Высоцкий воспроизводит мировоззрение дикой, темной силы, для которой словно и не существовало культуры, опыта предыдущих поколений. Его герои «неприметны, как льняное полотно». Объектом изображения становится стадно-массовое сознание толпы («Песенка о слухах», «Подумаешь — с женой не очень ладно...», «Письмо рабочих тамбовского завода китайским руководителям», «Товарищи ученые», «Антисемиты»). Особенно значимо отношение героев Высоцкого к мировой культуре и театру. Для них не существует сложных философских произведений, любое из них можно упростить до двух-трех фраз (цикл рассказов о любви в каменном веке, средние века, в эпоху Возрождения). Искусство театра, основанное на условности, концентрированности действия и времени, — трудно для восприятия неразвитым сознанием. Герои Высоцкого предпочитают проводить досуг, совмещая выпивку и телевизор, а там — доступный их пониманию цирк.
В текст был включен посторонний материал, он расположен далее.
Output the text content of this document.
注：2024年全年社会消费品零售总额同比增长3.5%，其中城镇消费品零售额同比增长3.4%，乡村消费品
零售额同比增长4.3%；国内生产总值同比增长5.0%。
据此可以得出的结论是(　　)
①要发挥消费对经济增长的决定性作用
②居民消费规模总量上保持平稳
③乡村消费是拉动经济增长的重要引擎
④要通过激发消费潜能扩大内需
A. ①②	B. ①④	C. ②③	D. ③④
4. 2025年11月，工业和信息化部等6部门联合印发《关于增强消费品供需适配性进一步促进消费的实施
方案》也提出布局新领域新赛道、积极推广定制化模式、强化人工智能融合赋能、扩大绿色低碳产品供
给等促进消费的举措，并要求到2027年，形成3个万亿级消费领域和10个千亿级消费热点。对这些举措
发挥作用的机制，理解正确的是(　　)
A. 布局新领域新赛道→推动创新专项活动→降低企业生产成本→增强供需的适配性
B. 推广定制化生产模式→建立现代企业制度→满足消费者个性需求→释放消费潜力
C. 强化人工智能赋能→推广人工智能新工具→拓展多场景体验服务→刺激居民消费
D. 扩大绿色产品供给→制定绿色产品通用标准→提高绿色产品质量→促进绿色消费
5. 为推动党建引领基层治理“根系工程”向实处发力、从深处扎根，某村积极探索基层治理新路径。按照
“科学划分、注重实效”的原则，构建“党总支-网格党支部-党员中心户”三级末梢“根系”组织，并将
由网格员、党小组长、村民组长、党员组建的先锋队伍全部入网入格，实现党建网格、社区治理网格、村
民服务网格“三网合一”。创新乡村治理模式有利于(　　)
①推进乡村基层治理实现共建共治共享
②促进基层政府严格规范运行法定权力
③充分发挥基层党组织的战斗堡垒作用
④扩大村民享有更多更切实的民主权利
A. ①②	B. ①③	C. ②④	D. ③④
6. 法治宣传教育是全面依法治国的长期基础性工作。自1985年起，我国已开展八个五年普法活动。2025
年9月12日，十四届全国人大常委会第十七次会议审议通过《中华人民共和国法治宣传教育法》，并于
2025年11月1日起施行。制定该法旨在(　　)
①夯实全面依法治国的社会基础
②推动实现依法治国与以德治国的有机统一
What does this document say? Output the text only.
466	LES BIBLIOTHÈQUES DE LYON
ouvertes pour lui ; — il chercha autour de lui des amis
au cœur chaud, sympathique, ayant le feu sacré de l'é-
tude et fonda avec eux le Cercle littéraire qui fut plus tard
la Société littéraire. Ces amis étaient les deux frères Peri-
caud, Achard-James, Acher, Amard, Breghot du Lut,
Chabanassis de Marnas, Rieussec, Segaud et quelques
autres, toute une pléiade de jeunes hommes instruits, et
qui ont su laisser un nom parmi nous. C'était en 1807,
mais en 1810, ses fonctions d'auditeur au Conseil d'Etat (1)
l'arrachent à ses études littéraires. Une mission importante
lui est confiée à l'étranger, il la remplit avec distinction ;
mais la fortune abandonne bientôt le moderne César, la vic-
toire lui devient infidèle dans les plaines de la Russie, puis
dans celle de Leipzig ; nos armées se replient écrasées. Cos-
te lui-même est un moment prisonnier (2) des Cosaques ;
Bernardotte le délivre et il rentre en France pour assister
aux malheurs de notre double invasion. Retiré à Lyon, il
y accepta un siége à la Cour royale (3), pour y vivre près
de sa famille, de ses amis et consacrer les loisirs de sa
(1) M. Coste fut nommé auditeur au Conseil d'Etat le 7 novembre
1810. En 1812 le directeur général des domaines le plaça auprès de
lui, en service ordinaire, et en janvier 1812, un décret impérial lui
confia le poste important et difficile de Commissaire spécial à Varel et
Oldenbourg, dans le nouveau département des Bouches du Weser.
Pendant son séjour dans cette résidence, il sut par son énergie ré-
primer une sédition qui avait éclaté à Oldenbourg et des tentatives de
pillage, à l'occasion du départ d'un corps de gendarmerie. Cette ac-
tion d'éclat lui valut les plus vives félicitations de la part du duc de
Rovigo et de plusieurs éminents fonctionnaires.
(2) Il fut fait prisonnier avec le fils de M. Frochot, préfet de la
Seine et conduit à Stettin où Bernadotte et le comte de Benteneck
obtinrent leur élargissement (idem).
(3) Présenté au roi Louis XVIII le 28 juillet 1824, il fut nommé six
Но Высоцкий смеется, страдает, сострадает и любит человека таким, каков он есть, равным самому себе.


2.2 Формирование гуманистической концепции в произведениях о войне

В разнообразной ролевой лирике Владимира Высоцкого есть особая тема, к которой он обращался на протяжении всего своего творческого пути, и которая была необычайно важна для него. Это – тема войны. В военной поэзии наиболее ярко раскрыты гуманистические ценности поэта. В ней поэт раскрывает свой нравственный идеал.

Когда Высоцкого спрашивали, почему он много пишет о войне, он говорил: «Мы все воспитаны на военном материале» (в самом деле, в ту пору военная тема занимала весомое место в воспитании детей) ; он вырос в военной семье (отец и дядя были фронтовиками, много рассказывали о военном времени). Но помимо этого, указывал еще одну важную причину: «…мы дети военных лет – для нас это вообще никогда не забудется… Один человек метко заметил, что мы «довоевываем» в своих песнях. У всех нас совесть болит из-за того, что мы не приняли в этом участия. Я вот отдаю дань этому времени своими песнями». (1)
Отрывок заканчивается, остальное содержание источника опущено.